Money & Banking

Will Bandhan Bank’s aggressive lending to the marginalised sections of society end?

Pratim Ranjan Bose Guwahati | Updated on January 08, 2020 Published on January 08, 2020

File photo   -  REUTERS

If the Assam government has its way, Bandhan Bank’s resistance to join microfinance institutions (MFI) and non-banking financial institutions (NBFC) in signing a self-regulatory code for responsible lending (CRL) for microfinance may end soon.

Sources say the Assam government is on course to set rules to avoid aggressive lending to the marginalised sections of the society. These rules may apply to all providers of micro-credit, including banks, NBFC-MFIs, NBFC, and credit societies.

“The Assam government appreciates the role of microcredit providers in helping the poor access finance. However, we cannot accept laissez-faire,” a source close to the State government told BusinessLine.

After Kolar (2009) and Andhra Pradesh (2010), a microfinance crisis surfaced in the tea country of upper Assam districts, leading to a series of tragedies.

Significant omission

Bandhan is not the only bank that did not sign up for the CRL, framed in November by the Microfinance Institutions Network (MFIN), the Association of Community Development Finance Institutions (Sa-Dhan), and Finance Industry Development Council (FIDC).

The code underlies that only three microcredit entities can lend to a client at the same time.
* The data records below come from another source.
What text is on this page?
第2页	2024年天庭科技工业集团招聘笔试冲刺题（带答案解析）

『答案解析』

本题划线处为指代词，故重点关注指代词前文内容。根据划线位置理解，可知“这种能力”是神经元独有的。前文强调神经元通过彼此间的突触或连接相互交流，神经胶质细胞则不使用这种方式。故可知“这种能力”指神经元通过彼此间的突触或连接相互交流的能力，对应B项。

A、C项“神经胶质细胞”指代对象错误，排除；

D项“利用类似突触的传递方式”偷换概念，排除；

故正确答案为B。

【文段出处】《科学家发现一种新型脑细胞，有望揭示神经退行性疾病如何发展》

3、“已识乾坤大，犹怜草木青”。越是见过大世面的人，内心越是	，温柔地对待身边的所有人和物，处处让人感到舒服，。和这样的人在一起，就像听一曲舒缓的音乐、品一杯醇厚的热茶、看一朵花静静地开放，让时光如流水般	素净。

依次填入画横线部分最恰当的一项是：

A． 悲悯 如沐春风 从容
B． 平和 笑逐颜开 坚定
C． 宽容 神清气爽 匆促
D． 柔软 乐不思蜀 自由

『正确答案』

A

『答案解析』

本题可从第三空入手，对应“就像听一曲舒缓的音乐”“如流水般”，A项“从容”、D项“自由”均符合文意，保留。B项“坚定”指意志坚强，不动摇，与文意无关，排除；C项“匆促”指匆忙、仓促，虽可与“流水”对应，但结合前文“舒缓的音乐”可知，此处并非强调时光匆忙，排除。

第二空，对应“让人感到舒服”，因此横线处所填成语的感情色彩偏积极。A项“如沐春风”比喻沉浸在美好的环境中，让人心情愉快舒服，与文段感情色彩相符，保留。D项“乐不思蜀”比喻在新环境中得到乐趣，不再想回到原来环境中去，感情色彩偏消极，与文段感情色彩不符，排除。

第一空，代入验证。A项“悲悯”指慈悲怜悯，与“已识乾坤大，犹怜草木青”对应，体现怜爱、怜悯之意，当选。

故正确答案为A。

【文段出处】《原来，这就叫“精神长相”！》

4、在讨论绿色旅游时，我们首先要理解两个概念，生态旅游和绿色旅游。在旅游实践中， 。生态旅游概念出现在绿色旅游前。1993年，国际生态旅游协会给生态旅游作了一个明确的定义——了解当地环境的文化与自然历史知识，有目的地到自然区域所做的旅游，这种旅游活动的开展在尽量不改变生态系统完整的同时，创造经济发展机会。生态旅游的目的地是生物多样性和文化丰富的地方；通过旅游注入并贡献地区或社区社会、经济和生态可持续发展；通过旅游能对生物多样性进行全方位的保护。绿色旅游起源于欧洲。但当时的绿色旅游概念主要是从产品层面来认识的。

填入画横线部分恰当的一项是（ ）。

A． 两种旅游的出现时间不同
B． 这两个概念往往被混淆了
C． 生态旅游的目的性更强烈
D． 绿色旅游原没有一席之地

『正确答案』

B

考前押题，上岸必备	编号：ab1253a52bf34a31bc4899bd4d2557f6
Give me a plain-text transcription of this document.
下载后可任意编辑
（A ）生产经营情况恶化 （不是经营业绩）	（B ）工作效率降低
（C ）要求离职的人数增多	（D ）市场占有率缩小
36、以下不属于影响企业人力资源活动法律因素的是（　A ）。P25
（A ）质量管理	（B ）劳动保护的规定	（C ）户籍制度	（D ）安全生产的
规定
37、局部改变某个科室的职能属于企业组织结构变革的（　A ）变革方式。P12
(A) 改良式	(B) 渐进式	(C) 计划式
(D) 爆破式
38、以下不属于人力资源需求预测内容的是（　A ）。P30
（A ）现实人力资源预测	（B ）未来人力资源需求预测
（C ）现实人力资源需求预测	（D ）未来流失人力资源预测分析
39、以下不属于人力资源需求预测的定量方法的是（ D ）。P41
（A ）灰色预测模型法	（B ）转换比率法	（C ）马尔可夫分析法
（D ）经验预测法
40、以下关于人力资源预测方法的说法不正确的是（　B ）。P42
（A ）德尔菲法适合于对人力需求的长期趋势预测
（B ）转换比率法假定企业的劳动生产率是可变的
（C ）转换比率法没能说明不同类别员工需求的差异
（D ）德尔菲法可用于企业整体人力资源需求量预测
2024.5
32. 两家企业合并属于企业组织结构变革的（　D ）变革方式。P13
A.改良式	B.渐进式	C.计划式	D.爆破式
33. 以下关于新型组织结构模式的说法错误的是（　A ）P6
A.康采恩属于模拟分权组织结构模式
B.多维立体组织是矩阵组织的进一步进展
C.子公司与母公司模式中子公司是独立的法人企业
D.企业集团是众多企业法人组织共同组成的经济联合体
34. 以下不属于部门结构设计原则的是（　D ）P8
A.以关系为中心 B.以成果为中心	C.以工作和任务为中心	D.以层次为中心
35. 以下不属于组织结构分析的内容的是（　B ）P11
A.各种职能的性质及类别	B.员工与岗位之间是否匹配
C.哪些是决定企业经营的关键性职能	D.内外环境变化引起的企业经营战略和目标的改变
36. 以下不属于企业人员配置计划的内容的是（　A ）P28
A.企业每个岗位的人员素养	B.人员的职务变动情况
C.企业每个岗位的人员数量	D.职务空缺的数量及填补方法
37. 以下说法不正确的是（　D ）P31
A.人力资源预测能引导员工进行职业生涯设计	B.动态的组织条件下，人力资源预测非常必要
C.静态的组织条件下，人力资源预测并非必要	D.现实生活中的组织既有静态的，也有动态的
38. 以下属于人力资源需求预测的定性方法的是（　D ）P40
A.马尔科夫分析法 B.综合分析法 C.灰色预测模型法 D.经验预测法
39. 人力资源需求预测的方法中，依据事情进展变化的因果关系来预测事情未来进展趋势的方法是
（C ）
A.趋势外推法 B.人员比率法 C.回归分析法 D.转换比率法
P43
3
Only two NBFC-MFIs can lend to the same microcredit borrower at the same time.

According to the MFIN, Axis Bank, ICICI bank, Kotak Mahindra and Indus Ind Bank have agreed to the common code, leaving out many big players. However, Bandhan’s absence is significant, because it is arguably the largest player in the sector in the east and North-East.

Queries to the bank were went unanswered. A spokesperson said the bank was in “silent period”. Media reports in the past quoted Bandhan Bank MD and CEO saying that restrictions on loan sizes cannot be applicable to banks as they follow RBI guidelines.

According to reports quoting Macquarie Capital Securities India Pvt, 18 per cent of the bank’s assets under management comes from Assam. As of September 2019, Bandhan had a loan portfolio of ₹64,186 crore. Macquarie refused to answer additional queries on the topic.

MS Sriram, visiting faculty, IIM-Bangalore, confirms that the differences in guiding principles between banks and MFIs is a problem area. In the past, banks used to offer microcredit through MFIs. Now that they offer credit directly, there appears to be a gap in governance.

MFI lending is based on self-assessment by the borrower, with providers merely taking stock of her existing asset base. Calculations can go wrong if the customer over estimates his/her repayment capacity, or if multiple lenders target the same customer.

Sriram indicated that the current crisis may have emanated from a situation where lenders went on giving credit as long as their own returns were assured, without much regard to the overall indebtedness of the customer and/or default opportunity to other lenders.

Typical to the industry norm, the anomaly came to the light only when there was a cascading impact. While the crisis in Assam is still restricted to a limited geography, the State government is adamant that the problems in governance must be mitigated.

Common code

At a meeting last month with the MFIN and Sa-Dhan, in the presence of senior RBI officials, Assam’s Finance Minister Himanta Bswa Sarma expressed anguish at the aggressive lending to the poor. “How could you give large loans to a tea worker earning ₹167 a day?” the anguished Minister reportedly asked the industry.

The State government formed a committee, including MFIN and Sa-Dhan, to work out binding rules.